A 2015 study found the coal industry lost 50,000 jobs from 2008 to 2012 during Obama’s first term. During Obama’s second term, the industry employment in coal mining has fallen by another 33,300 jobs, 10,900 of which occurred in the last year alone, according to federal data. Currently, coal mining employs 69,460 Americans, according to the Bureau of Labor Statistics. Much of the blame for the job losses is targeted at federal regulations aimed at preventing global warming, which caused coal power plants to go bankrupt.

Coal mining employment has declined so drastically because coal production has fallen by 15 percent since 2008, as companies have been forced by environmental regulation to shut down 400 mines due to decreasing demand. Companies opened 103 new mines in the U.S. in 2013, while 271 coal mines were idled or shut down, according to the EIA.

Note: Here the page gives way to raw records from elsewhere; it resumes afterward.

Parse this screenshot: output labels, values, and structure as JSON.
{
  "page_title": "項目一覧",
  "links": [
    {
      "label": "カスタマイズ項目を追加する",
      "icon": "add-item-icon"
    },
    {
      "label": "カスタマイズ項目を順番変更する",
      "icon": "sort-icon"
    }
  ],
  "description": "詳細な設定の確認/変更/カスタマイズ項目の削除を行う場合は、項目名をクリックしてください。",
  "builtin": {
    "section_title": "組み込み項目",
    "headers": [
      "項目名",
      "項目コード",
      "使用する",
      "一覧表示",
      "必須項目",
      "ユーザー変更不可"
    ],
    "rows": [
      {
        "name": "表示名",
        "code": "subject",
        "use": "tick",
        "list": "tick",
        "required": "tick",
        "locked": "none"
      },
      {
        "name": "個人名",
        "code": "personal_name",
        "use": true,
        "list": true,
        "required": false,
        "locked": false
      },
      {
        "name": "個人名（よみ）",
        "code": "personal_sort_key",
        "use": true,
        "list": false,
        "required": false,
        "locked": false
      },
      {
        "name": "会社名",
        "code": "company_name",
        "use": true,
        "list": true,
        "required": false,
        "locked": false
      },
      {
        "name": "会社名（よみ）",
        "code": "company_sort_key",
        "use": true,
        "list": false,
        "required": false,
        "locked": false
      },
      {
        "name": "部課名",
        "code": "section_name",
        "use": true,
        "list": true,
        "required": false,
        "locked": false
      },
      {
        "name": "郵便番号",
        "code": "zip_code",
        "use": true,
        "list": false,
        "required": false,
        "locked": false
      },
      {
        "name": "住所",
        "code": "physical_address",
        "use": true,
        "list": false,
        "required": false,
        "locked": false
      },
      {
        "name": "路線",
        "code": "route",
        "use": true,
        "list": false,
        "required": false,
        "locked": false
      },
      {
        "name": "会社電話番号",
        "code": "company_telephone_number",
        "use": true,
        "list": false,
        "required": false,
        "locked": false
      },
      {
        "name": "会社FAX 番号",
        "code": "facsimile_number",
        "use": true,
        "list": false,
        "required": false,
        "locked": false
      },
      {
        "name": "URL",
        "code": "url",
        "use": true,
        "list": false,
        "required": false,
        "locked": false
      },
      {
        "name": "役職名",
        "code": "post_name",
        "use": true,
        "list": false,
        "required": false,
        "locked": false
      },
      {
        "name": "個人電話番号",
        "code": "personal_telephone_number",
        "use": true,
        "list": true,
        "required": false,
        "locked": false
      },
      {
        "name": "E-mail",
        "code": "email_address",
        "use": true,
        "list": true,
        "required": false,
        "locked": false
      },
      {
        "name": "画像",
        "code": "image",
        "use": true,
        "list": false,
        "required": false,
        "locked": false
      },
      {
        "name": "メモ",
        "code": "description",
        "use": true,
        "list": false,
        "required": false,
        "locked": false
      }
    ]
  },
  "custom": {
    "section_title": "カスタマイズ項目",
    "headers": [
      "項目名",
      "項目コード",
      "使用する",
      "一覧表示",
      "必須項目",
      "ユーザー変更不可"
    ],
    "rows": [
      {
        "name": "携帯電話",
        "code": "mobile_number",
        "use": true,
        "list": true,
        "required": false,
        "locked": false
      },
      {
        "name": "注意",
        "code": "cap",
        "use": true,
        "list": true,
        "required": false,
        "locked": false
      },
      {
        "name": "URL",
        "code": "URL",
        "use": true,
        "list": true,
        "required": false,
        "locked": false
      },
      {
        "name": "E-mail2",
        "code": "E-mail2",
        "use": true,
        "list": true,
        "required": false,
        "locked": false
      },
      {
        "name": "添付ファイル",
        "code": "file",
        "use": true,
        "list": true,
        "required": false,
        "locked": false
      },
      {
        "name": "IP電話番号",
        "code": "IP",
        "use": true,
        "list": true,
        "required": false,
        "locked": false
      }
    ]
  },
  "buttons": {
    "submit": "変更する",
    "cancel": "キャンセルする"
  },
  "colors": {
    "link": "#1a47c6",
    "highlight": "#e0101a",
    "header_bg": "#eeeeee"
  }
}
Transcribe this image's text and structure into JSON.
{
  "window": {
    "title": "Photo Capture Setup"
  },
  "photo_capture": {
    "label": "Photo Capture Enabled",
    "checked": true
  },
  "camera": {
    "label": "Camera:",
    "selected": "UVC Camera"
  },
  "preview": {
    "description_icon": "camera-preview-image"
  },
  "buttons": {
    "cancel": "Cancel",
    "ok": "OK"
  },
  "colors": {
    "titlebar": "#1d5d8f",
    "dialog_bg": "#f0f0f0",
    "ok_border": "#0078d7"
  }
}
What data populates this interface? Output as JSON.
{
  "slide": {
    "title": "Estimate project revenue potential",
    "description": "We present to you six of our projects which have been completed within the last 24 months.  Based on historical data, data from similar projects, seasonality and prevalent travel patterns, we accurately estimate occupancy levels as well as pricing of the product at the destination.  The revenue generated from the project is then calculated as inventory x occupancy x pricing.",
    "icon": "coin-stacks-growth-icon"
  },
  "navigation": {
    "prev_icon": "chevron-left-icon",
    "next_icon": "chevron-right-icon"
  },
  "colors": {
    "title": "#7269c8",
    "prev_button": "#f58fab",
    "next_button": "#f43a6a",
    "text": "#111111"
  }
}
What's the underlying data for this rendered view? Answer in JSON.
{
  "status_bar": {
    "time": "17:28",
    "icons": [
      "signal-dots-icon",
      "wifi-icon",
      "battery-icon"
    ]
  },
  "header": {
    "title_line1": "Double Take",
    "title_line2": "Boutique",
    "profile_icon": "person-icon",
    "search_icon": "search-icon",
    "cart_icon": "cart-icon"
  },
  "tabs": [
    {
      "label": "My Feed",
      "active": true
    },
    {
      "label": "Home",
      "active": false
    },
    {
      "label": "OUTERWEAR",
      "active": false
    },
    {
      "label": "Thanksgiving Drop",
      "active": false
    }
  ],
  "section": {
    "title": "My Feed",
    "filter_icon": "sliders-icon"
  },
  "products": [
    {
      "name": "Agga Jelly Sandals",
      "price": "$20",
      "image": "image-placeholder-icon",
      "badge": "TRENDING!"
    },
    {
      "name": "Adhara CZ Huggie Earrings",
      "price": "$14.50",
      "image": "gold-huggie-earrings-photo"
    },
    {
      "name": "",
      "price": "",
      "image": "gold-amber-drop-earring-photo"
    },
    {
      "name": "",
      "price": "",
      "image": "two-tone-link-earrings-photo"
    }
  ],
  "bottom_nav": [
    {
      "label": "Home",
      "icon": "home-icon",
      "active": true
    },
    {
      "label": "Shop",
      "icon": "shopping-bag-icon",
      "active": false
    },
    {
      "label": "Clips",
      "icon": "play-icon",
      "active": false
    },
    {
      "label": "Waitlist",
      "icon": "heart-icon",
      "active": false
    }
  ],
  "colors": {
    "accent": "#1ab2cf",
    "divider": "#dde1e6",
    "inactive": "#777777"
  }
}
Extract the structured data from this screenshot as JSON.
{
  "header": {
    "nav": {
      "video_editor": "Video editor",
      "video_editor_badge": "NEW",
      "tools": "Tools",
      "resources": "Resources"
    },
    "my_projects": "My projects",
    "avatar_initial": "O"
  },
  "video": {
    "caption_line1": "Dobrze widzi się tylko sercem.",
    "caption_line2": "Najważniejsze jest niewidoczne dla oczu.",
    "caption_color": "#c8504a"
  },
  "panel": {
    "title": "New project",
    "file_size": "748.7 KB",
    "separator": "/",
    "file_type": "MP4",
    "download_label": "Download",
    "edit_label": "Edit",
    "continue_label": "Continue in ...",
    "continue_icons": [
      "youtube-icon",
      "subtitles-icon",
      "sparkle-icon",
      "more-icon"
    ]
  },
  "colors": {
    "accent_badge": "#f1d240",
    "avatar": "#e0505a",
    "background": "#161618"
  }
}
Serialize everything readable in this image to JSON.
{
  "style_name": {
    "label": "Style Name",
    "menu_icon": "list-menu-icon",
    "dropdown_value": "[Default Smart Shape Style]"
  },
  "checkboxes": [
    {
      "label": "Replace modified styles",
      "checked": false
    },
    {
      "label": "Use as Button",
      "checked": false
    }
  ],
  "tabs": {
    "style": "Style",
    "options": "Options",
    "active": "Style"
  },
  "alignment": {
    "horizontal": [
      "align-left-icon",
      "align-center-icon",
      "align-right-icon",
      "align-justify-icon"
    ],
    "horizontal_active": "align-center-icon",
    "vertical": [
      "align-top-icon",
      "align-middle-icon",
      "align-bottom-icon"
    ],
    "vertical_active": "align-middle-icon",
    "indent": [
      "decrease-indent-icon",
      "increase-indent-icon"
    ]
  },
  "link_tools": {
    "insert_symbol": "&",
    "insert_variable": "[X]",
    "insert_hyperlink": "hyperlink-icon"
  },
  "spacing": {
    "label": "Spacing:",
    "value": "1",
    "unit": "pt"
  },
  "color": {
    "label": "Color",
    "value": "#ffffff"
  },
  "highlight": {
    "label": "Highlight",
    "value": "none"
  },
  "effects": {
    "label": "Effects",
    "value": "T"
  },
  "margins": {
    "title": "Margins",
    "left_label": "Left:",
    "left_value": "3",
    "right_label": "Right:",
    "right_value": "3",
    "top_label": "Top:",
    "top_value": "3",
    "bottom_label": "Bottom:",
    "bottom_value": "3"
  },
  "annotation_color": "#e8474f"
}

EPA regulations and cheap natural gas have devastating coal companies as well, even forcing Peabody Energy, the world’s largest coal company, to declare bankruptcy earlier this month. Other American coal companies have faced financial problems too. Arch Coal filed for bankruptcy in January, and coal companies like Alliance Coal announced mass layoffs.

The Obama administration has offered a mere $14.5 million in federal funding for programs to retrain out-of-work coal miners.

As a result, many ex-coal miners are unemployed, and Appalachian “coal country” has faced very real economic devastation as a result. The coal-producing areas of eastern Kentucky have an unemployment rate of 8 percent, and parts of West Virginia have double-digit unemployment.